Bulk Remove Thousand of URLs in Google’s Index [Case Study]

Coverage Report

The goal of this case study is to show you how removing low-value pages from your site and the Google index can benefit your website.

 

Pages removal may have a disruptive effect on your site. If you choose to follow this process, you should understand the rationale behind each step and only implement changes if you have a deep knowledge of the website, SEO expertise and adequate resources.

 

The following case study is part of an overall SEO Audit and is the cornerstone of the SEO strategy.

During the content audit, a number of blog posts looked as if they did not bring any traffic, backlinks, conversions and little traction in social media. However, they helped to bring in new (offline) business partnerships with other companies, and so they had to be technically handled separately.

 


 

Page quality is a hot topic right now; this is because it is hard to define what quality content is. Is quality important to rank? Or to help a potential customer? Or to define your business? All of these questions need to be considered when hiring an agency or a consultant to create content.

It is possible that a website can rank highly without converting readers into leads or have high converting pages with low traffic. Often the top 10 pages are responsible for most of the traffic, and sometimes conversions.

 

 

Tasks Prioritization

The onboarding process is important with new clients. Prior website analysis, understanding the client (and their customers), resources, site performance, the competition, and the market, and goals define strategy. Usually, at this point, a list of implementable steps is given to clients, but it is also important to help them to prioritize.

 

Case Study: A Slash Horror Show

A website with no previous SEO input. 99.97% of low-value website content needed to be eliminated.
The client had a double goal:

  • Improving brand awareness against competitors.
  • Increasing organic conversions (currently mainly via PPC).

The business sells historical reports for a category of used products. They run database queries and provide free reports. With the paid version, customers are provided all the information required to buy the best product.

Superficially the website looked successful. Further analysis revealed that it only ranked for a small set of keywords, within a narrow topic.

The several technical issues were prioritized into five urgent problems:

  1. Mixed http & https protocols, with www and non-www pages.
  2. A loop of redirects due to multiple site re-designs.
  3. Incorrect Canonical tags implementations.
  4. Thousands of Tag pages.
  5. Poor quality duplicate content representing the more than 90% of the page.

Mixed protocols, redirects and incorrect Canonicals were resolved within weeks.

To fix the duplicate tag pages, the same method was utilized as the other millions of URLs.

The duplication issue was because there was a page for every product (one for each brand/model and also for each product code) as they misguidedly thought this would help them rank on Google. They also had a large four-year archive of hundreds of daily on-site searches. But each free report contained very little information and in many cases, the difference between them was less than 10 words (reports averaged 50 words in total).

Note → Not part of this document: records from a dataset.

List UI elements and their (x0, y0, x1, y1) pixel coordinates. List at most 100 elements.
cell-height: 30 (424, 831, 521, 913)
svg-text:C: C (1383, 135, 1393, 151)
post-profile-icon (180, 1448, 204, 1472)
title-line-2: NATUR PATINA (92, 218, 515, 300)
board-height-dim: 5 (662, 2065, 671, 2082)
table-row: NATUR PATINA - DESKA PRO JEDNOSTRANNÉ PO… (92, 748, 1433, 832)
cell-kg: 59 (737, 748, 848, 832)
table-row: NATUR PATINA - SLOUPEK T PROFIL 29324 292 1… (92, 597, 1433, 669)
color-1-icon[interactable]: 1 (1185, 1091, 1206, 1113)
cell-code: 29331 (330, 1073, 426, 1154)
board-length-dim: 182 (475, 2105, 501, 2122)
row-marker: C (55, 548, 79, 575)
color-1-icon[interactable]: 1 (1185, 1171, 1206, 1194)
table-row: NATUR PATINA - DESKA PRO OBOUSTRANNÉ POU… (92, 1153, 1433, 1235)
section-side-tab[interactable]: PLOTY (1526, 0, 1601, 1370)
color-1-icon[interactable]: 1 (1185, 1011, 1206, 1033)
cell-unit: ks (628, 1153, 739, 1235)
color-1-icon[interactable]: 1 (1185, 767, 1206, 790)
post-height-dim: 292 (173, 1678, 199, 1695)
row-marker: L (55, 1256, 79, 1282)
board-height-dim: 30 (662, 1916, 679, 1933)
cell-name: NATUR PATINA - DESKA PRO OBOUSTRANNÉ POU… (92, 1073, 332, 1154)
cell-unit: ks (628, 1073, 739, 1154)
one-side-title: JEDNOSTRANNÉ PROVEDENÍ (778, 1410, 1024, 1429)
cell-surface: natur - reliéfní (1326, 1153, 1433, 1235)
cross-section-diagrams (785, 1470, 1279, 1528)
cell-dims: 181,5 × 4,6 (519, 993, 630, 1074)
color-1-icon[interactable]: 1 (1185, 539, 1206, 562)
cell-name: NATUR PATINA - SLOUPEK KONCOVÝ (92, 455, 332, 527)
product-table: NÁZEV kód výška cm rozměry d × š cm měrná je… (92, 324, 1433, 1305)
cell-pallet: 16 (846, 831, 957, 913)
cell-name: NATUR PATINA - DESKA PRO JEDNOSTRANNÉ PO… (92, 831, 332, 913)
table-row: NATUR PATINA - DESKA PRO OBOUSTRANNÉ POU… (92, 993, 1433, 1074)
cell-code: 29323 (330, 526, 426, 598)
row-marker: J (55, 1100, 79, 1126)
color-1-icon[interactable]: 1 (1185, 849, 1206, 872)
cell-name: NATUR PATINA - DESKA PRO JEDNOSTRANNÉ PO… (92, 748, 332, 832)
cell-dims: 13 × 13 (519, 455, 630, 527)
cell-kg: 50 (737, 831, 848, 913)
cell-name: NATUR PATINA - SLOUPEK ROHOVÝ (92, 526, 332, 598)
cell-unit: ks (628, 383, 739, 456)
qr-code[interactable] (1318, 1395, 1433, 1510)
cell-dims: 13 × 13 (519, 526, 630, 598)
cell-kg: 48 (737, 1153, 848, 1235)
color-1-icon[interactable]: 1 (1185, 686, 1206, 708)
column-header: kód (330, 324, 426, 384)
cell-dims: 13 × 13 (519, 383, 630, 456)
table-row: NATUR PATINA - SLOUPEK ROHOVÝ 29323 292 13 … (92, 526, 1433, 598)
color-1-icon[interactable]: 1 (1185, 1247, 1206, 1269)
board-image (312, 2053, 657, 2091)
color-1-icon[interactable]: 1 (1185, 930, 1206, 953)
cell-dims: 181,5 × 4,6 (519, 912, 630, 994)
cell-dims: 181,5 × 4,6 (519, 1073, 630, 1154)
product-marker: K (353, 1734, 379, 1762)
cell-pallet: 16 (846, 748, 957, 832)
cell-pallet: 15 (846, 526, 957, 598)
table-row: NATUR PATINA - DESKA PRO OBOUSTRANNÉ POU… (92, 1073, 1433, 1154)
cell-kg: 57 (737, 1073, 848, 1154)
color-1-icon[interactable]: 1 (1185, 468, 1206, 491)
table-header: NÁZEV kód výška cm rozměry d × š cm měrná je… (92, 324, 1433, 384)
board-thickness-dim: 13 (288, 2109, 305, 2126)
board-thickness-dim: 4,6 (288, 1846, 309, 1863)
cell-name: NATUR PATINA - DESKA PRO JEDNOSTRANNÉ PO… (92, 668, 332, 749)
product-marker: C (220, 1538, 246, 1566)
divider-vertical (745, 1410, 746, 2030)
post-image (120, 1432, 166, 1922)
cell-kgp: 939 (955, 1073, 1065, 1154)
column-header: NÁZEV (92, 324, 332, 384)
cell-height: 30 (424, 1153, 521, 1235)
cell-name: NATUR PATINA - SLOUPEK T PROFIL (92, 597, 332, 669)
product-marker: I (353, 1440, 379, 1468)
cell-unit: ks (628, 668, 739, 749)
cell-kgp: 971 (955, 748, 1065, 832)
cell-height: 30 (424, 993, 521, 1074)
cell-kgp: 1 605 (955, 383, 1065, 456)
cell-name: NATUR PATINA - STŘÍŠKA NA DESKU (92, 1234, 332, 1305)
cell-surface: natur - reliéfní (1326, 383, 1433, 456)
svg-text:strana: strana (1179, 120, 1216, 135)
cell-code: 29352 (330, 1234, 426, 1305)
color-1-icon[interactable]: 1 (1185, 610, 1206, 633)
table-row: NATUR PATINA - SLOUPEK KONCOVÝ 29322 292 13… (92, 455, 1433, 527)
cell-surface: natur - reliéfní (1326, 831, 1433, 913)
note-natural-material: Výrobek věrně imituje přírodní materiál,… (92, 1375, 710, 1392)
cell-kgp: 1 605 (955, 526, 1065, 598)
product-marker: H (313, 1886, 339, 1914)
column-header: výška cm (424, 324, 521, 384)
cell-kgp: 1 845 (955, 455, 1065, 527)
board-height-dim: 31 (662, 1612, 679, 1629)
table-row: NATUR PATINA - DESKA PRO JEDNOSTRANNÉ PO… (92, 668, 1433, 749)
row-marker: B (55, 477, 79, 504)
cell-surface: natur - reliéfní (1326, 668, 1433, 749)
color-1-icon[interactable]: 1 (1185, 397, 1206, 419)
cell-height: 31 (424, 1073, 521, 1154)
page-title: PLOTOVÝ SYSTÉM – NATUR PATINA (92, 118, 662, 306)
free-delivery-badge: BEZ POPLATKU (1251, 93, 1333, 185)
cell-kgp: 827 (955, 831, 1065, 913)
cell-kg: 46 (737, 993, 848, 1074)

Analysis of the previous 12-month activity revealed the top 20 landing pages were responsible for more than 85% of the organic sales and 60% of the traffic. In contrast, the free reports contributed to less than 4% of the conversions, and less than 8% of the traffic.

In fact, they were making Google crawl (and spend resources) on millions of low-value, auto-generated pages rather than the user-oriented pages.

The following report from OnCrawl clearly show the relationship pageviews vs. page crawled by bots:

OnCrawls bots

A Supportive Team

The duplicate pages needed to be deleted from the website, as well as the Google index. Because of prior affection for the pages and business model, it was not going to be easy to convince the client of this.

However, the results achieved during the initial fixing period assured the supervisors that this was the correct plan of action.

Performance GSC

Through the initial impact of work undertaken, I was able to win the confidence of the management and the support of the dev team.

SEO Pruning At Scale

SEO Pruning can often result in working on different scales. In this case, 99.97% of the pages were removed leaving only 1200.

Removal of unnecessary content helps to save resources (time, technical infrastructure, scraping issues, etc.), improve site quality, gain visibility and enhance your site’s interaction with Google.

 

Performance GSC

 

What You Should Expect

You should see the start of a trend. Listed below are the main expected changes:

Increase of traffic/visibility

An improved site in terms of crawled URLs. It’s now time to improve other aspects, such as content, ranking, conversion rate, brand, etc.

Slight decrease of traffic/visibility

This is to be expected, so plan for a small drop.
It should not largely affect your conversions.

Follow your overall SEO plan, and improve content accordingly (should be part of your improvement plan).

Same traffic/visibility

No real change in terms of visibility or traffic is a positive outcome as it highlights that the deleted pages meaning didn’t bring value.

This just means the overall health of the site has been improved.

 

Coverage Report

In Conclusion

Deletion of low-value pages should be part of an overall SEO audit and undertaken with a structured plan for business improvements. After removal of the low-value content, every remaining page should have defined business goals: conversion, branding, support, traffic acquisition, etc.

Always ask the website owner for advice and feedback.